An extracellular vesicle biogenesis-inspired engineering platform for efficient protein delivery and therapeutic base editing

Efficient and controllable delivery of genome-editing proteins remains a central challenge for therapeutic translation of gene-editing technologies. Extracellular vesicles (EVs) offer an attractive non-viral delivery modality due to their biocompatibility and large capacity for cytosolic cargo delivery. Yet, rational strategies to achieve controlled and programmable protein loading are still lacking.

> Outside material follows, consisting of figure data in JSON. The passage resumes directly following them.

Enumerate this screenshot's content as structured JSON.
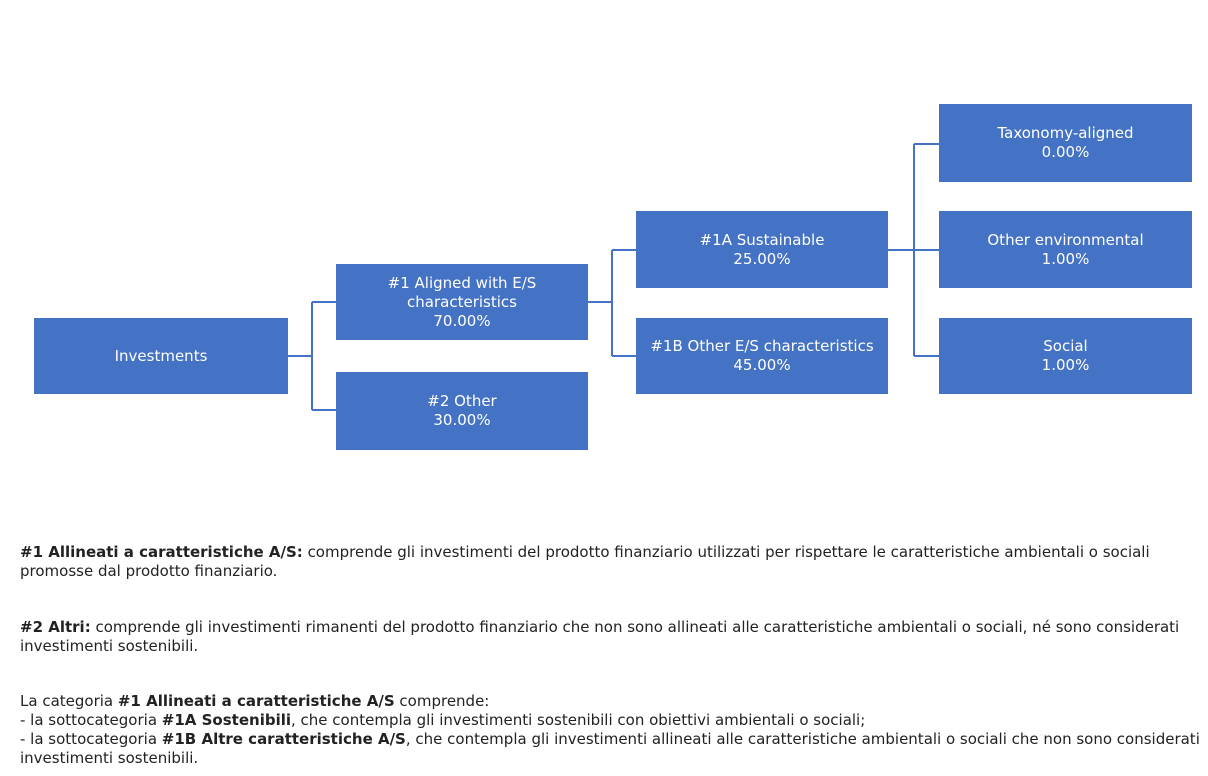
{
  "diagram": {
    "investments": {
      "label": "Investments"
    },
    "aligned": {
      "label": "#1 Aligned with E/S characteristics",
      "value": "70.00%"
    },
    "other": {
      "label": "#2 Other",
      "value": "30.00%"
    },
    "sustainable": {
      "label": "#1A Sustainable",
      "value": "25.00%"
    },
    "other_es": {
      "label": "#1B Other E/S characteristics",
      "value": "45.00%"
    },
    "taxonomy": {
      "label": "Taxonomy-aligned",
      "value": "0.00%"
    },
    "other_env": {
      "label": "Other environmental",
      "value": "1.00%"
    },
    "social": {
      "label": "Social",
      "value": "1.00%"
    },
    "accent_color": "#4472C4"
  },
  "notes": {
    "p1_bold": "#1 Allineati a caratteristiche A/S:",
    "p1_text": " comprende gli investimenti del prodotto finanziario utilizzati per rispettare le caratteristiche ambientali o sociali promosse dal prodotto finanziario.",
    "p2_bold": "#2 Altri:",
    "p2_text": " comprende gli investimenti rimanenti del prodotto finanziario che non sono allineati alle caratteristiche ambientali o sociali, né sono considerati investimenti sostenibili.",
    "p3_intro": "La categoria ",
    "p3_bold": "#1 Allineati a caratteristiche A/S",
    "p3_after": " comprende:",
    "p3_line2_pre": "- la sottocategoria ",
    "p3_line2_bold": "#1A Sostenibili",
    "p3_line2_text": ", che contempla gli investimenti sostenibili con obiettivi ambientali o sociali;",
    "p3_line3_pre": "- la sottocategoria ",
    "p3_line3_bold": "#1B Altre caratteristiche A/S",
    "p3_line3_text": ", che contempla gli investimenti allineati alle caratteristiche ambientali o sociali che non sono considerati investimenti sostenibili."
  }
}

Here, we present NEO-TOP-EVs, an EV biogenesis-guided engineering platform that systematically integrates key features of three design principles inspired by vesicle formation: 1) PI(4,5)P2-mediated plasma membrane targeting, 2) ESCRT-dependent membrane scission, and 3) self-assembly-driven cargo clustering for enabling efficient encapsulation of genome-editing ribonucleoproteins. Together, the NEO design increased cargo incorporation and enhanced functional delivery of gene editing modalities under particle-normalized conditions. Using NEO-TOP-EVs, we achieve efficient delivery of Cas9 and adenine base editor ribonucleoproteins without nucleic acid templates. In an in vitro proof-of-concept, delivery of an adenine base editor targeting proprotein convertase subtilisin/kexin type 9 (PCSK9) induces efficient splice-site disruption, resulting in reduced PCSK9 expression and enhanced LDL receptor activity. Proof-of-concept in vivo experiments provide preliminary evidence of functional Cre protein delivery to the liver. Together, these findings establish NEO-TOP-EVs as a modular platform for protein-based genome editing, demonstrating how biogenesis-informed EV engineering yields functional protein delivery at levels relevant to therapeutic development.